Couldn't they just wait and see IF a girl becomes promiscuous first, before labeling and mutilating them all in advance?
 
Butterscotch said:
Couldn't they just wait and see IF a girl becomes promiscuous first, before labeling and mutilating them all in advance?

By then it's too late and the damage has already been done.

In societies where "purity" of women is a (and possibly THE) major factor in whether or not they have an semblance of a decent life it is imperative there be no "if".
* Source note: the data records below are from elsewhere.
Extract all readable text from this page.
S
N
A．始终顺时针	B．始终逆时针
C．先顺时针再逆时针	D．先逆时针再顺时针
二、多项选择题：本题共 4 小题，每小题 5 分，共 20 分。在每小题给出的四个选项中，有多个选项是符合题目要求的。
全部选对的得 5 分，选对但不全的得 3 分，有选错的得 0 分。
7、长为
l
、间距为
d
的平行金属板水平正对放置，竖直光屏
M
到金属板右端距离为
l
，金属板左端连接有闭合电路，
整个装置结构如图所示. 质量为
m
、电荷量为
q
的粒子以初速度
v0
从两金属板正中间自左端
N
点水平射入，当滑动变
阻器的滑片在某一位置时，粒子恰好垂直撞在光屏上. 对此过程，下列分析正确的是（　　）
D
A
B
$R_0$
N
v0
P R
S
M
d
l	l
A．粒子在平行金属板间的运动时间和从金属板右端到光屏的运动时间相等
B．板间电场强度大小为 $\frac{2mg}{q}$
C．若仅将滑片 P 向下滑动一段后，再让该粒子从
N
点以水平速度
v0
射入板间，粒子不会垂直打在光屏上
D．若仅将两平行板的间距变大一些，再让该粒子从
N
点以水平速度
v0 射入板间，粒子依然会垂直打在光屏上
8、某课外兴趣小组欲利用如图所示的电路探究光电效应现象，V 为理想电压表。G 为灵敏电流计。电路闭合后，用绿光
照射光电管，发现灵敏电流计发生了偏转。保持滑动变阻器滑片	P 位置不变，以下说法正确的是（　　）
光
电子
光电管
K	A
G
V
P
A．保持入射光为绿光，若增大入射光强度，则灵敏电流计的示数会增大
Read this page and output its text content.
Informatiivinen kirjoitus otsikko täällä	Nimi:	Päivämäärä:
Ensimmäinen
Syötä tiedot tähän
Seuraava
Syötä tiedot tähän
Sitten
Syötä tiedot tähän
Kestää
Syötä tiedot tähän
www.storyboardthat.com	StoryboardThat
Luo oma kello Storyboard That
Does that make it right? No, but given the culture it does make sense. And understanding the rationale behind the practice is essential to have any chance of ending the practice.
 
II'm really kind of surprised at how many of you seem to be almost justifying it. We've known basically all along their reasons for doing it, that doesn't change a thing about how barbaric, abusive, and unhealthy it is to a girl. It makes no difference, it still needs to be stopped, now.
 
No one justifies the procedure itself and everybody has made that very clear.
But there lies some reasoning behind these people carrying out the female circumcision and yolland, sula as well as other poster's tried to explain that.
And like indra said, you need to understand why the circumcision is done in order to teach these people why it's such a bad and cruel tradition they need to get rid of.
 
*sigh*.. we all wish by just saying that "it's wrong".. would make it all go away. The key factor here Education..
It takes a long time to educate a culture or continent that has practiced a cultural procedure for so long.
Education is changing this mind set - slowly.. yes, but changing non the less.
 
Butterscotch said:
II'm really kind of surprised at how many of you seem to be almost justifying it. We've known basically all along their reasons for doing it, that doesn't change a thing about how barbaric, abusive, and unhealthy it is to a girl. It makes no difference, it still needs to be stopped, now.

I have to agree with you here. I guess I expected more outrage, rather than all this "understanding about cultural norms." It is barbaric and it's mutilation done to children.

I do understand the need to educate, but we can wait for that to happen and have another generation of women mutilated in the meantime.